Suggestion: If you are providing some services or products, consider showing the people behind the scenes in a video or a blog post about an executive.
Word count in creating content
Less is almost always more, as you know. Especially when it comes to selling things.
Suggestion: If you are in B2B, education, news sectors for instance, first of all, create valuable and useful content rather than count the words.
Frame the content
Did you ever think to connect specific events, holidays, and activities with the content you are creating? Take advantage of it.
Suggestion: Add a calendar with specific days and tie the content with it. Tell about it to your prospects, based on their behavior, using push-notifications.
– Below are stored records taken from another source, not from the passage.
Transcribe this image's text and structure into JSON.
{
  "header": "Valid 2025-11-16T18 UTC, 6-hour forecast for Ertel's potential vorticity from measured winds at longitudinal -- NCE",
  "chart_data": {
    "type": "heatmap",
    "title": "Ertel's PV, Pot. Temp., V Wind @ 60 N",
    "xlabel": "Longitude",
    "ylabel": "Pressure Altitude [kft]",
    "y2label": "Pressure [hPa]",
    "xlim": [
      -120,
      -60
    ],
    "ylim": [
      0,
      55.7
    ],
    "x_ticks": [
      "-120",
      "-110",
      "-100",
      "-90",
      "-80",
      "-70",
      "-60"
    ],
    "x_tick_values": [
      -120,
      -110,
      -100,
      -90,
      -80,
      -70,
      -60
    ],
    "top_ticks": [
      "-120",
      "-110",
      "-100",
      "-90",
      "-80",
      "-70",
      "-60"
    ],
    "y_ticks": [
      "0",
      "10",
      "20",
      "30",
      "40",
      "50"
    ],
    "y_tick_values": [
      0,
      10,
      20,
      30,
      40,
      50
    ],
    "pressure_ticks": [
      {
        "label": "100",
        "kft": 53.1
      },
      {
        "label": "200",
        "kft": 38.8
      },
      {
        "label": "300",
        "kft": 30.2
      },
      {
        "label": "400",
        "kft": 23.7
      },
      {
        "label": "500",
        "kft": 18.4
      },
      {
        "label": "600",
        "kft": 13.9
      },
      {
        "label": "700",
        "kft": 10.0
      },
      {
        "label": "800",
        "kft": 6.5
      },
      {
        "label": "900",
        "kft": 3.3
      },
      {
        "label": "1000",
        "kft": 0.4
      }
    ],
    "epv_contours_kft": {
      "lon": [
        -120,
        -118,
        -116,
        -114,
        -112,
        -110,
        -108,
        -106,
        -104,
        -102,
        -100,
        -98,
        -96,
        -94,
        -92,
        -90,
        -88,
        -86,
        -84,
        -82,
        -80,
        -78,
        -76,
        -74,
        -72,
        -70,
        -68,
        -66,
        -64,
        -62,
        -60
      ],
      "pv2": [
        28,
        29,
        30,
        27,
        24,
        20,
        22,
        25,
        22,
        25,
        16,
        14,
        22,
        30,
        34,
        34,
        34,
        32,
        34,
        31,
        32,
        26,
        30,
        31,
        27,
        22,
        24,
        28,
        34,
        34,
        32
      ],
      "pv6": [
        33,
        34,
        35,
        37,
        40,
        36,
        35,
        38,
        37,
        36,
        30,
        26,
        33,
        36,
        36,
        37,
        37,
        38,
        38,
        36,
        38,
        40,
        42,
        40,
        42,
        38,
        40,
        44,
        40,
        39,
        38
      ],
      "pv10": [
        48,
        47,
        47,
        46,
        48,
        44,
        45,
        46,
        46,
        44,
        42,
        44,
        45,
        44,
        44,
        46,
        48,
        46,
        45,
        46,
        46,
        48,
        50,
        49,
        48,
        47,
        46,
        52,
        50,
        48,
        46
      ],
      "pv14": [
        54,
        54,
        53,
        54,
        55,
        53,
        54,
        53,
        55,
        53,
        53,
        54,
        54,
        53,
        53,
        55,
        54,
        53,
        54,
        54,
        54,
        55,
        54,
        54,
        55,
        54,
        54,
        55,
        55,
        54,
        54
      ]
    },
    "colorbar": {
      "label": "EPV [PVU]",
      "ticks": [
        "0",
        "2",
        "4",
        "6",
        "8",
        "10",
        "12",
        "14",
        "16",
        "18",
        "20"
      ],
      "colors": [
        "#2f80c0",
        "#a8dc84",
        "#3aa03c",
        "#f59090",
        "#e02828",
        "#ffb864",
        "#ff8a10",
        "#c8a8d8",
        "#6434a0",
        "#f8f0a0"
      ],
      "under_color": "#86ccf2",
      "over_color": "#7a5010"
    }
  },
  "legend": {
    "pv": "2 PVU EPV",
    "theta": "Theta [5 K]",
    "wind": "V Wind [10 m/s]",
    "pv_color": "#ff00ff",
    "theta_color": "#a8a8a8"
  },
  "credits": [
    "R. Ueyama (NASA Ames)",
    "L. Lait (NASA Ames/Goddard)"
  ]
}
The design part of the content is about what colors we choose, for each situation. Think of your website or app overview and act accordingly.
Suggestion: Use contrast colors to highlight links, headlines, and parts of content you want to show to certain users.
Content is even about photos or videos
First, use photos you identify with – as a marketer, as a business, as a product, as a service. Second, correlate them with the product or services you create content for. Stock photos and use them smartly.
Create videos having in mind what the user wants and pursue your goal in making him do what you want.
Content on selling has a particularity
What if you don’t have or sell some products (or maybe your stock is empty, and those products are no longer manufactured)? Suggest your customer go to a competitor, which provides products almost as good as yours (a one you respect for what he does).
What if you made a mistake? Apologize. Tell your customer you are sorry and even make an offer. This could be hugely trust building.
But there is more on content personalization if you want to reach your goals in increasing conversions.
Using personalization tools, like Recommender Systems, can help you with content personalization as follows:
- Your mobile or web app visitors may receive a tailored content, guiding them with messages to recommended (or offered) items, based on their online behavior and interest.
- Your visitors may interact with your mobile/web app if you highlight them different versions/elements of a single piece of content, based on their interest.
While Google or Bing are information retrieval systems, and partially deal with the information overload challenge, there still is an information personalization and prioritization problem. So using recommender systems becomes a necessity.
How does it work?
A recommender system is a subclass of information filtering system that seeks to predict the rating or preference a user would give to an item. Recommender systems attempt to deal with the information overload issue by filtering certain meaningful information out of the rest of the dynamically generated data understanding user’s preferences, interest, or observed behavior about an item.
Through this, it provides the user with personalized, exclusive content and service recommendations.
At MorphL we’re actually working on building recommender systems for these two verticals: publishing & eCommerce and you can follow our progress on GitHub: https://github.com/morphl-project
A publisher (online media) could use the recommender system with a content-based filtering approach. This way it will show visitors content based on what they previously read or searched for. Or it can rely on the ratings of different users (see Facebook “Likes” or “Reviews”). So it can prompt or suggest articles or content of interest to the user.
A big retailer like Amazon can improve its recommendation by using topic diversification algorithms. This is a complex collaborative filtering method which gets through the scalability problems by creating a table of alike items using the item-to-item matrix. After this process, it recommends similar online products in accordance to the prospect’s online history.